The hormone appears to stimulate production of VEGF, which is involved in the creation of blood vessels for normal cells and tumors--a process called angiogenesis.
The findings suggest one reason why medications that block progesterone may be useful for treating breast cancer. In the study, the researchers used the abortion drug RU-486--which is a progesterone-blocking agent--to halt the process in the laboratory. Progesterone is the hormone that prepares the uterus for egg implantation and pregnancy.
Estrogen has been shown to help regulate the expression of VEGF (or vascular endothelial growth factor) in breast cancer cells, but less is known about the effects of progesterone.
The results of the research are not surprising, according to Dr. Fairooz Kabbinavar, of the Jonsson Comprehensive Cancer Center at the University of California, Los Angeles.
The study is ``a small piece of the puzzle that tells you that cancer and malignant angiogenesis go hand-in-hand,'' he told Reuters Health in an interview. It helps ``unlock the mechanism'' of the creation of blood vessels to supply tumors, according to Kabbinavar, who was not involved in the study.
Although RU-486 has not been used to treat breast cancer, Kabbinavar said that other drugs that block progesterone are used to treat the disease.
Even though the study found a link between progesterone and the secretion of VEGF, Kabbinavar said the study ``should not increase the level of concern'' for women taking hormone replacement therapy that contains a progestin, a synthetic version of progesterone. He pointed out that the findings are based on laboratory experiments in a single type of breast cancer cell.
In the study, Dr. Salman M. Hyder and colleagues at the University of Texas Health Science Center-Houston exposed human breast cancer cells to progestins. Within a few hours of exposing the cells to progestins, the expression of VEGF increased two to five times, according to the report in the International Journal of Cancer.

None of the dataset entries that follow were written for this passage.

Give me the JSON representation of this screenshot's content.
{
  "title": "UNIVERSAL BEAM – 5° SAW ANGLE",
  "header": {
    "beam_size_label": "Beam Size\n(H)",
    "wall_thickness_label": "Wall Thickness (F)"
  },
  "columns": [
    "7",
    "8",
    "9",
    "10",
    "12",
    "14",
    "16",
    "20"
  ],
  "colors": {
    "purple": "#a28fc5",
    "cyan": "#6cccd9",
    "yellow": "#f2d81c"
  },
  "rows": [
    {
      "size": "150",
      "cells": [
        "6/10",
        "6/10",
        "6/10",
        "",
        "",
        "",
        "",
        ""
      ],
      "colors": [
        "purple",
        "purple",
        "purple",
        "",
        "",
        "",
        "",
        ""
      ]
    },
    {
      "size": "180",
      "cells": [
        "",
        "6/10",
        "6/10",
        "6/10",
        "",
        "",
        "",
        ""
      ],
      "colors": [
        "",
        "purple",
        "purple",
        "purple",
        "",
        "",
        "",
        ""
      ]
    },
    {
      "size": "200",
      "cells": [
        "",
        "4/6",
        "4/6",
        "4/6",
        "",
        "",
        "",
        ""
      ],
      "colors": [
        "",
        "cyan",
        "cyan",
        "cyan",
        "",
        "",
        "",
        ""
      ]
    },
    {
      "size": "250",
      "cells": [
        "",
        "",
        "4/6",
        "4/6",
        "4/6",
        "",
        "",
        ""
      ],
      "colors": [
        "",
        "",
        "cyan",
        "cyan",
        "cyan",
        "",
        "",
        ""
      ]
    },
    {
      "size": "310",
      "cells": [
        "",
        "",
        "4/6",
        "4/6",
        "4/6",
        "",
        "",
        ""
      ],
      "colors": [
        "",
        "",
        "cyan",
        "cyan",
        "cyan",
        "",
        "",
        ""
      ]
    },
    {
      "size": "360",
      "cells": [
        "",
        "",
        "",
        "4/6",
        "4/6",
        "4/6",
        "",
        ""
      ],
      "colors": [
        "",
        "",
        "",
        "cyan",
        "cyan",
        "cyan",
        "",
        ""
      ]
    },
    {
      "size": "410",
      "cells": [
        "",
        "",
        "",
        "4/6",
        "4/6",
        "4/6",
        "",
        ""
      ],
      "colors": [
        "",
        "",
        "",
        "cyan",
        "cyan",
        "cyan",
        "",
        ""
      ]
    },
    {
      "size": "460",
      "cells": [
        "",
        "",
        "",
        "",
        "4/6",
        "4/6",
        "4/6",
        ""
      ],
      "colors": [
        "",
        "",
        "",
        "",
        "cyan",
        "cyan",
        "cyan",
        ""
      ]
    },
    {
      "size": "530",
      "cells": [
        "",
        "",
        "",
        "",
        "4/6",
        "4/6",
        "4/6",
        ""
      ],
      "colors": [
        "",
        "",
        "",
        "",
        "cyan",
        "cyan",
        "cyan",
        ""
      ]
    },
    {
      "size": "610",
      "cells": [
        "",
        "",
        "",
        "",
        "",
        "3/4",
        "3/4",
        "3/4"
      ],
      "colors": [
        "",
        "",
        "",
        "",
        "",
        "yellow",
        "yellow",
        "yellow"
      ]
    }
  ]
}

The investigators achieved similar results when they tested a variety of naturally occurring and man-made progestins that are used in hormone replacement therapy and birth control pills.
But when the researchers added RU-486, which blocks the activity of progestins, the increased expression of VEGF stopped.
Since VEGF can increase the size of normal and cancerous tissues, progestin may accelerate the growth of some types of breast tumors, Hyder and colleagues report. This activity of progestins, the team points out, could be ``particularly insidious'' in women with undiagnosed tumors that were triggered by estrogen and then encouraged by progestins--either natural or pharmaceutical versions.
There is some concern that progestins may encourage the progression of some types of breast cancer, Hyder told Reuters Health in an interview. This study ``suggests that this may be the case,'' he said.
He noted that some research has indicated that the risk of breast cancer may be elevated in women taking estrogen in combination with a progestin but not in women taking estrogen alone. The current research may help explain the increased risk for women taking a progestin, according to Hyder.
But the Texas researcher cautioned that the apparent effects of progestins on VEGF need to be confirmed. ``It's too soon to conclude anything,'' he stated.
Hyder also noted that for women who still have an intact uterus, progestins are necessary to prevent uterine cancer in women taking estrogen replacement. And some studies have found that high doses of progestins can actually be beneficial for some breast cancer patients.
Much more study is needed to determine if the laboratory results actually translate into risks for healthy women, or those with breast cancer.